Screen Stars

Rago Arts and Auction Center
March 10
Folk art three-panel screen from Vancroft Lodge, W. Va.
Estimate: $30,000–$50,000
Price fetched: $180,000
When Joseph B. Vandergrift went to build Vancroft, his hunting lodge-cum-manse on the banks of the Ohio River in 1901, it’s fair to say that the Standard Oil heir was living large. His 500-acre, million-dollar shangri-la included a bowling alley, an indoor pool, a closed circuit telephone system between the estate’s 20+ buildings, a series of themed rooms (Turkish, Japanese, Presidents, Indian), even its own figure-eight race track. A local newspaper dubbed the W. Virginia property, site of regular horse races, gambling, fox hunts and cock fights, “the Monte Carlo of the Ohio Valley.”

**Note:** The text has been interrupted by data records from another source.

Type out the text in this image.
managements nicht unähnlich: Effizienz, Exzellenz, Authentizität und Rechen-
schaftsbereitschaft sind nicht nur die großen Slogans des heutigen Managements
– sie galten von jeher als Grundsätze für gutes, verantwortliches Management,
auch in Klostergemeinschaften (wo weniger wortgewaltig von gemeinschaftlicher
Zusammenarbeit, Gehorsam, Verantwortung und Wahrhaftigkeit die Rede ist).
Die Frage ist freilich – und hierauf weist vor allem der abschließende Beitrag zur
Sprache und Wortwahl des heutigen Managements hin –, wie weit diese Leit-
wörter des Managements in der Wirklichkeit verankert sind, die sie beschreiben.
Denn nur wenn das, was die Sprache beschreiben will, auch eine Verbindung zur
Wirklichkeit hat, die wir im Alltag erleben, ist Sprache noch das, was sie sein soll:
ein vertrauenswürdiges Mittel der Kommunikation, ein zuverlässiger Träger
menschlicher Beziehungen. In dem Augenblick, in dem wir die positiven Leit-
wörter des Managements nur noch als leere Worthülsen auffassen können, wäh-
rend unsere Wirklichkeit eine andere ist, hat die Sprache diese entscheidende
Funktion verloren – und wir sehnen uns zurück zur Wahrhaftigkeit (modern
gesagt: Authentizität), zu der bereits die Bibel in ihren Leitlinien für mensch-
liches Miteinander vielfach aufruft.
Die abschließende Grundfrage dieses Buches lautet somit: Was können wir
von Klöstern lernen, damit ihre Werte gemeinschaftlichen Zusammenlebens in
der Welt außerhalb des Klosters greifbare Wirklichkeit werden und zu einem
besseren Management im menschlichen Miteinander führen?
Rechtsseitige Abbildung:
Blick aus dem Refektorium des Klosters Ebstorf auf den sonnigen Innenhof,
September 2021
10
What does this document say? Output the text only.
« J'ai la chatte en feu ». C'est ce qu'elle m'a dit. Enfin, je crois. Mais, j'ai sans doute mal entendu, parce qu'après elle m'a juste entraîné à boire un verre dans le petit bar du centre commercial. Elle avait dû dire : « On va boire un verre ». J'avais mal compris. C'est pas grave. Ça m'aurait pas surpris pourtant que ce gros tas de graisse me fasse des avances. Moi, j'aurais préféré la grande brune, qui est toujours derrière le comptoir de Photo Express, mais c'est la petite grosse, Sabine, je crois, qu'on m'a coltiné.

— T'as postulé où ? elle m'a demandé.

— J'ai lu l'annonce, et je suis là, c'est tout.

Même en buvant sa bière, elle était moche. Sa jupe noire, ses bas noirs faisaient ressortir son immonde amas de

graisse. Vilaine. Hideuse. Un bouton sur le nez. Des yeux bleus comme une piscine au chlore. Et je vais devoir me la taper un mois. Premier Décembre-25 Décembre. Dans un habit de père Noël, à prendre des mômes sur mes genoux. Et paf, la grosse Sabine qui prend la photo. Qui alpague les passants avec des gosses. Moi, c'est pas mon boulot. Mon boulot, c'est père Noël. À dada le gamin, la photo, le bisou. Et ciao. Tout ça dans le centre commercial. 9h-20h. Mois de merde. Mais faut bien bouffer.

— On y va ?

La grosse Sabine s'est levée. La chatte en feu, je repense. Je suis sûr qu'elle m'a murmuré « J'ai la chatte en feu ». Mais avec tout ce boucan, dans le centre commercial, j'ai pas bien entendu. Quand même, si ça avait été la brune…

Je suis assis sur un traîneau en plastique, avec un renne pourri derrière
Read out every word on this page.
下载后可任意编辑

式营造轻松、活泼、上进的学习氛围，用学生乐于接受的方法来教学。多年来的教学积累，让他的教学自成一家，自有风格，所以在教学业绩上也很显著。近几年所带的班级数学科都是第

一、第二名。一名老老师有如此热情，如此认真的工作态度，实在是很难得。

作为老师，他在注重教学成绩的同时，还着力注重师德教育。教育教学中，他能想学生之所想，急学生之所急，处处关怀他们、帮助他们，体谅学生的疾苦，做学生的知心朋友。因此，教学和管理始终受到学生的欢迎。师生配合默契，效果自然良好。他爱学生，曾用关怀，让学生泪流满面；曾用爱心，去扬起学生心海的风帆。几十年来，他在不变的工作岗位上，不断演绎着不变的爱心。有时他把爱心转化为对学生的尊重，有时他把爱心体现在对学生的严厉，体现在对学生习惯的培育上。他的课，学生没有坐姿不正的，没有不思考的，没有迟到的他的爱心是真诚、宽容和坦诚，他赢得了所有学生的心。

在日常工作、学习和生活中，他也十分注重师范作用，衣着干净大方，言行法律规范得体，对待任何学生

Vancroft was decorated throughout in the rustic arts & crafts mode—Gustav Stickley furniture, Roycroft andirons, and the like. Rago Auctions scored 35 lots from Vancroft in its March Arts and Crafts sale, the first time anything from the fabled estate has hit the open market.
Top lot from the group was this unusual screen from Vancroft’s “Indian” room, a piece that featured 36 platinum-print portraits taken by Frank Rinehart at the Indian Congress of 1898 in Omaha, NE. It’s an incredible who’s who of the native American leadership at the turn of the last century. Somehow I can’t imagine that it was revered as such by the weekend revelers and gamblers, as much as an “authentic” decorative piece, complete with tomahawk and feather motifs, a curiosity to flesh out the rustic hunting lodge theme. But still and all, it’s an extraordinary, one-of-a-kind document of both the robber-baron high life and the proud leadership of vanishing peoples.
P.S. Vancroft has now been converted to a senior living facility. Inquiring minds want to know: do they still have cock fights?